You'll have to excuse me -- I'm a Twitter newbie, and my head is exploding. Just by following a handful of people I respect and poking around a little bit, I'm finding out all kinds of things that have slipped through the holes of my sieve-like mind recently. Case in point:
I've long thought that the day would come when we do away with keyboards and all the other computer paraphernalia and communicate with machine intelligence directly with our minds. What I didn't know (and you probably did) was that earlier this year, we already took another giant step. TIME called it tweeting by thinking, and really, that's what it is.
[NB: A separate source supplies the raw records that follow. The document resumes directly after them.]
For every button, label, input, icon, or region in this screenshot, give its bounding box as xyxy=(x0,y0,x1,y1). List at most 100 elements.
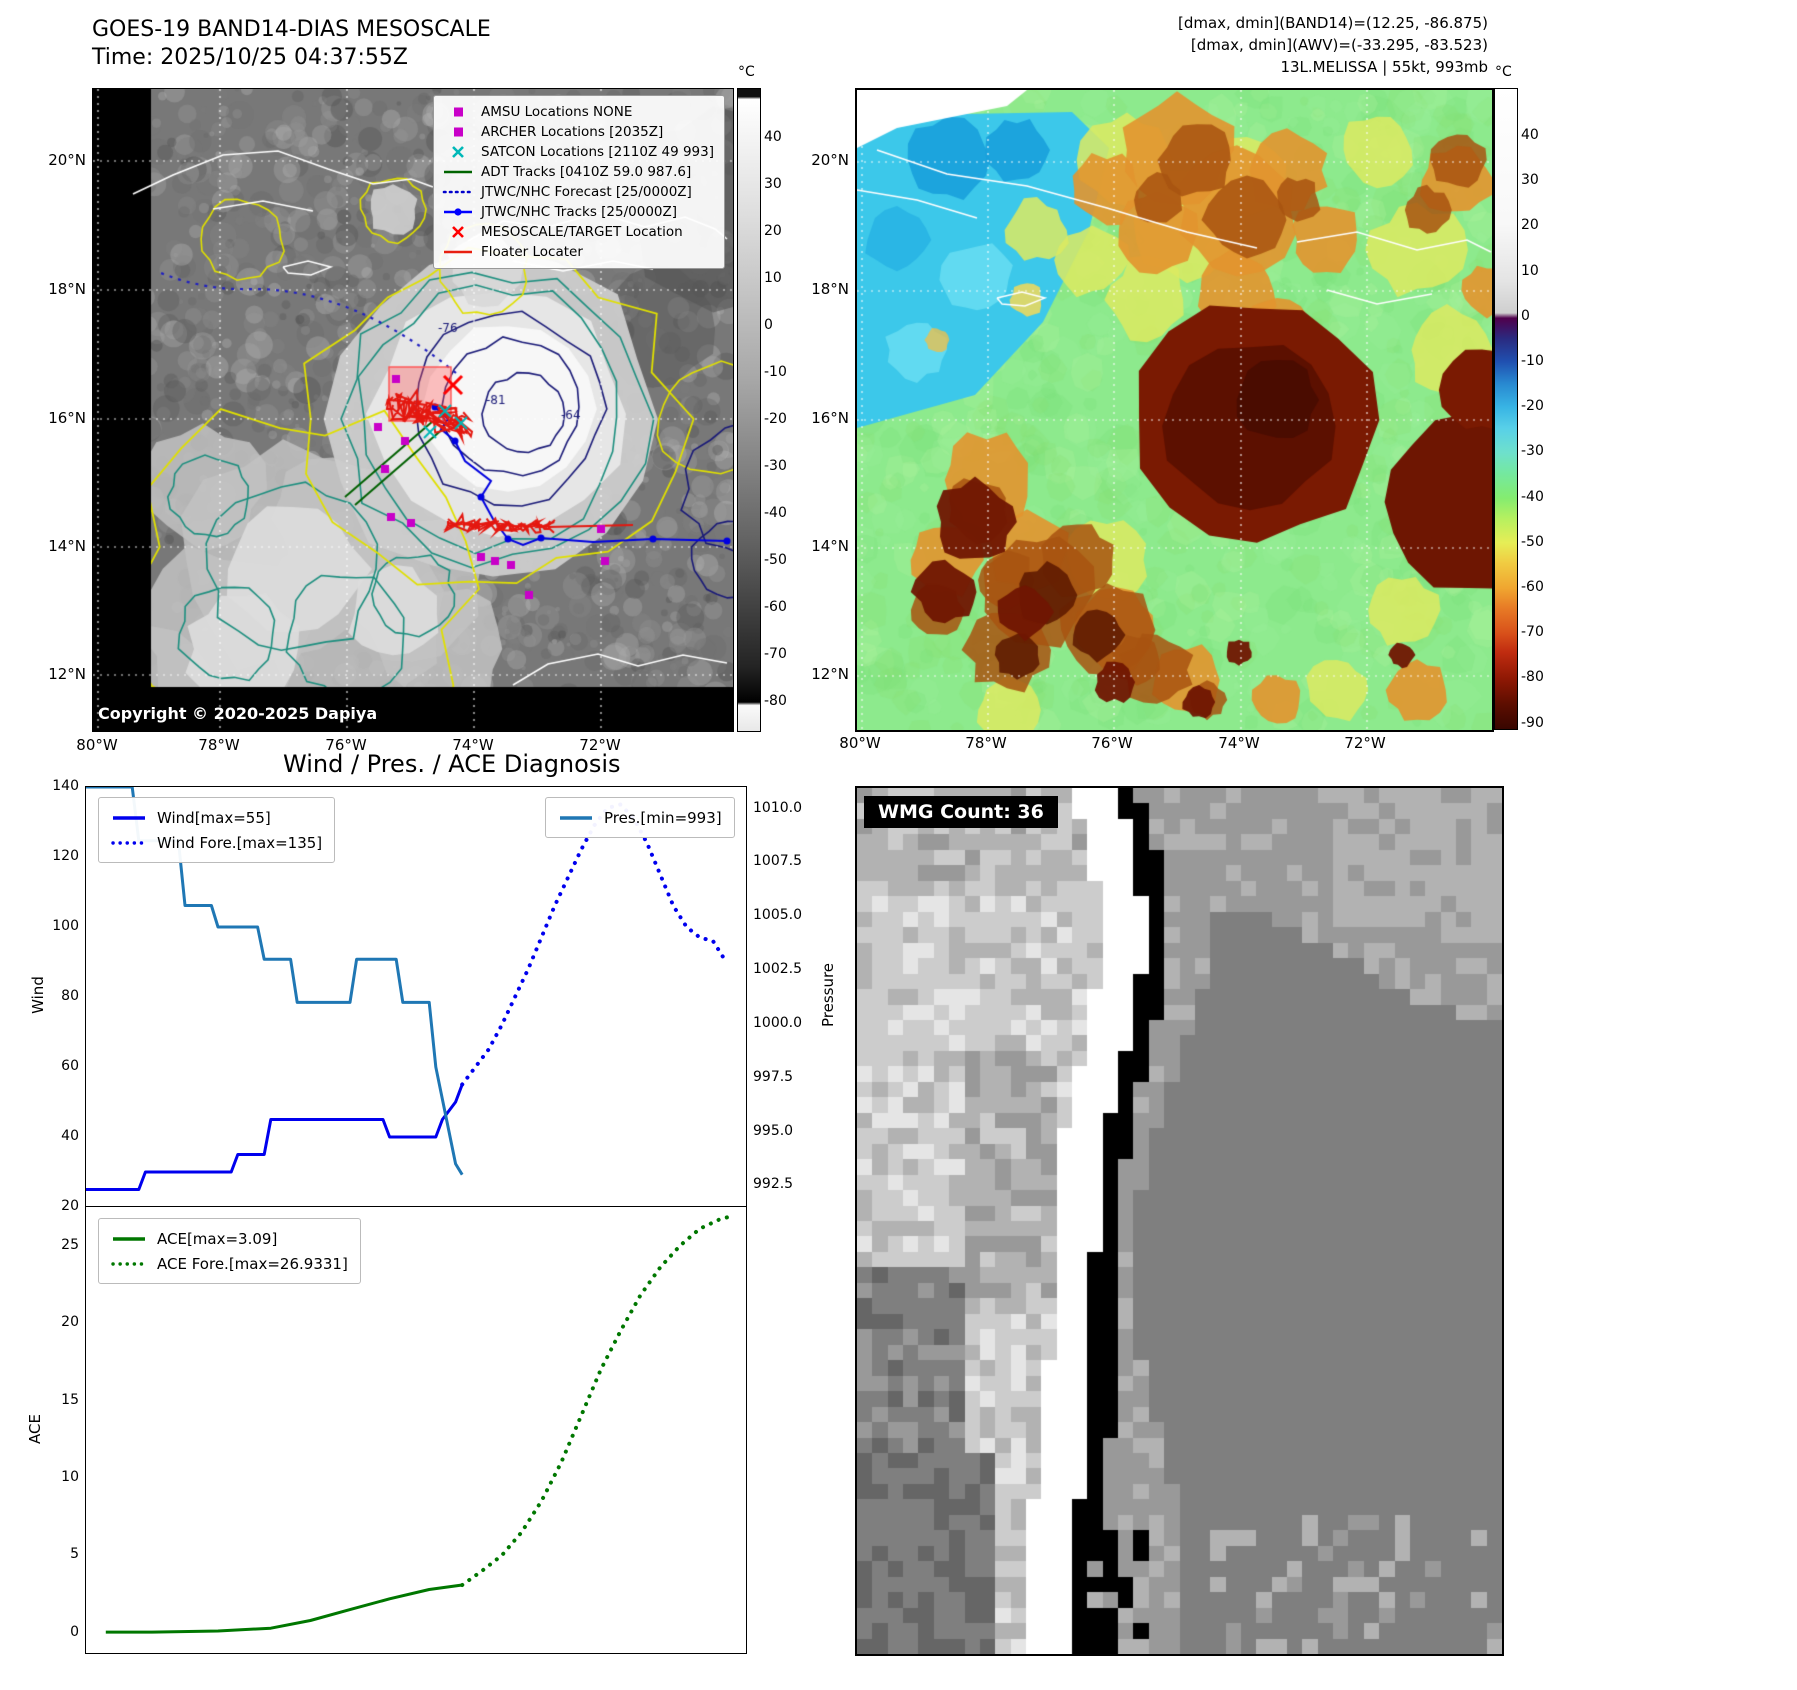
pressure-axis-tick: 997.5 xyxy=(753,1068,794,1085)
colorbar-tick: -70 xyxy=(764,646,787,662)
band14-title: GOES-19 BAND14-DIAS MESOSCALE xyxy=(92,17,491,42)
line-marker-icon xyxy=(444,170,472,174)
dotted-marker-icon xyxy=(442,190,474,194)
latitude-label: 12°N xyxy=(811,665,849,683)
legend-item-label: Wind Fore.[max=135] xyxy=(157,833,323,852)
wind-axis-tick: 20 xyxy=(61,1198,79,1214)
legend-item: ARCHER Locations [2035Z] xyxy=(442,122,714,142)
wind-axis-tick: 60 xyxy=(61,1058,79,1074)
colorbar-tick: -40 xyxy=(1521,488,1544,505)
colorbar-tick: 10 xyxy=(764,270,782,286)
dotted-line-icon xyxy=(111,1261,147,1266)
latitude-label: 20°N xyxy=(48,151,86,169)
awv-header: [dmax, dmin](BAND14)=(12.25, -86.875) [d… xyxy=(1178,12,1488,78)
ace-axis-tick: 10 xyxy=(61,1469,79,1485)
colorbar-tick: 10 xyxy=(1521,262,1539,279)
legend-item-label: AMSU Locations NONE xyxy=(481,104,633,120)
longitude-label: 78°W xyxy=(198,736,240,754)
colorbar-tick: 40 xyxy=(1521,127,1539,143)
solid-line-icon xyxy=(560,815,592,820)
legend-item-label: SATCON Locations [2110Z 49 993] xyxy=(481,144,714,160)
wmg-count-label: WMG Count: 36 xyxy=(864,796,1058,828)
awv-header-line-2: [dmax, dmin](AWV)=(-33.295, -83.523) xyxy=(1190,36,1488,54)
colorbar-tick: -10 xyxy=(1521,353,1544,369)
storm-status-line: 13L.MELISSA | 55kt, 993mb xyxy=(1280,58,1488,76)
awv-header-line-1: [dmax, dmin](BAND14)=(12.25, -86.875) xyxy=(1177,14,1488,32)
longitude-label: 76°W xyxy=(1091,734,1133,752)
latitude-label: 18°N xyxy=(48,280,86,298)
band14-legend: AMSU Locations NONE ARCHER Locations [203… xyxy=(433,95,725,269)
wind-axis-tick: 120 xyxy=(52,848,79,864)
ace-plot-area xyxy=(105,1213,735,1634)
pressure-axis-tick: 1002.5 xyxy=(753,961,802,978)
ace-axis-label: ACE xyxy=(26,1414,44,1444)
latitude-label: 14°N xyxy=(811,537,849,555)
colorbar-tick: -20 xyxy=(1521,398,1544,415)
ace-axis-tick: 0 xyxy=(70,1623,79,1640)
colorbar-tick: 30 xyxy=(1521,172,1539,189)
legend-item: JTWC/NHC Tracks [25/0000Z] xyxy=(442,202,714,222)
colorbar-tick: -30 xyxy=(764,458,787,474)
pressure-axis-tick: 1000.0 xyxy=(753,1014,802,1031)
colorbar-tick: -50 xyxy=(764,552,787,568)
chart-legend: Wind[max=55] Wind Fore.[max=135] xyxy=(98,797,336,863)
line-dot-marker-icon xyxy=(444,208,472,216)
colorbar-tick: 30 xyxy=(764,176,782,192)
ace-axis-tick: 20 xyxy=(61,1314,79,1331)
wind-axis-tick: 80 xyxy=(61,988,79,1004)
series-line xyxy=(105,1583,463,1634)
colorbar-tick: -90 xyxy=(1521,714,1544,731)
chart-legend: ACE[max=3.09] ACE Fore.[max=26.9331] xyxy=(98,1218,361,1284)
latitude-label: 14°N xyxy=(48,537,86,555)
band14-colorbar xyxy=(737,88,761,732)
legend-item: AMSU Locations NONE xyxy=(442,102,714,122)
awv-colorbar-unit: °C xyxy=(1495,64,1512,80)
legend-item: ADT Tracks [0410Z 59.0 987.6] xyxy=(442,162,714,182)
legend-item-label: JTWC/NHC Forecast [25/0000Z] xyxy=(481,184,692,200)
longitude-label: 76°W xyxy=(325,736,367,754)
colorbar-tick: -80 xyxy=(764,693,787,709)
colorbar-tick: -60 xyxy=(1521,579,1544,595)
colorbar-tick: 0 xyxy=(764,317,773,333)
copyright-text: Copyright © 2020-2025 Dapiya xyxy=(98,704,378,723)
colorbar-tick: -80 xyxy=(1521,669,1544,686)
line-marker-icon xyxy=(444,250,472,254)
longitude-label: 72°W xyxy=(1344,734,1386,752)
legend-item: SATCON Locations [2110Z 49 993] xyxy=(442,142,714,162)
legend-item-label: ACE[max=3.09] xyxy=(157,1229,278,1248)
colorbar-tick: -40 xyxy=(764,505,787,521)
series-line xyxy=(460,802,729,1087)
longitude-label: 80°W xyxy=(839,734,881,752)
pressure-axis-tick: 1005.0 xyxy=(753,907,802,924)
longitude-label: 74°W xyxy=(1218,734,1260,752)
band14-colorbar-unit: °C xyxy=(738,64,755,80)
legend-item: Floater Locater xyxy=(442,242,714,262)
x-marker-icon xyxy=(452,146,464,158)
wmg-panel: WMG Count: 36 xyxy=(855,786,1504,1656)
pressure-axis-tick: 1010.0 xyxy=(753,799,802,816)
legend-item: Wind Fore.[max=135] xyxy=(111,830,322,855)
legend-item: JTWC/NHC Forecast [25/0000Z] xyxy=(442,182,714,202)
pressure-axis-tick: 992.5 xyxy=(753,1176,794,1193)
awv-map xyxy=(855,88,1494,732)
longitude-label: 74°W xyxy=(452,736,494,754)
legend-item-label: Wind[max=55] xyxy=(157,808,271,827)
awv-colorbar xyxy=(1494,88,1518,730)
colorbar-tick: -50 xyxy=(1521,533,1544,550)
legend-item-label: ADT Tracks [0410Z 59.0 987.6] xyxy=(481,164,692,180)
solid-line-icon xyxy=(113,815,145,820)
pressure-axis-tick: 1007.5 xyxy=(753,853,802,870)
legend-item-label: JTWC/NHC Tracks [25/0000Z] xyxy=(481,204,678,220)
longitude-label: 80°W xyxy=(76,736,118,754)
colorbar-tick: 40 xyxy=(764,129,782,145)
legend-item-label: Pres.[min=993] xyxy=(604,808,722,827)
legend-item-label: ACE Fore.[max=26.9331] xyxy=(157,1254,348,1273)
chart-legend: Pres.[min=993] xyxy=(545,797,735,838)
series-line xyxy=(86,1083,464,1191)
legend-item: MESOSCALE/TARGET Location xyxy=(442,222,714,242)
awv-satellite-canvas xyxy=(857,90,1492,730)
series-line xyxy=(460,1213,735,1587)
square-marker-icon xyxy=(454,127,463,137)
colorbar-tick: -30 xyxy=(1521,443,1544,460)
Wearing a skull cap with EEG sensors, Adam Wilson, a grad student at the UW's Brain-Computer Interface Laboratory, sent this tweet by using only his mind.
There have been a number of news stories about this in the local and national media, but I somehow missed them. I found out while trying to get the lay of the land of tweeting in Madison and saw that a Madison tweeter named Adam Wilson had more than 330,000 followers, an order of magnitude more than anybody else. I wondered what was going on and went to his Twitter page, which led me to the TIME story.
Obviously the direct data link beween minds and computers is in its infancy, and it's not clear how fast it will progress. But Moore's law, which says computing power roughly doubles every two years or less, and which also seems to describe the exponential growth of other technological processes, might give us a hint.
Currently the speediest brain tweeters just manage a bit more than a word a minute (8 characters). You can follow the progression down the road and see where it leads: 2 years, 2 words per minute; 4 years, 4 words; 6 years, 8 words; 8 years, 16 words; 10 years, 32 words, 12 years, 64 words. And in a decade and a half, 128 words per minute, which takes you into the range of conversational speech.
In other words, in about a decade or so you might want to start switching some of your portfolio away from companies that make e-readers, tablets and the like, into companies making stylish electronic skull caps.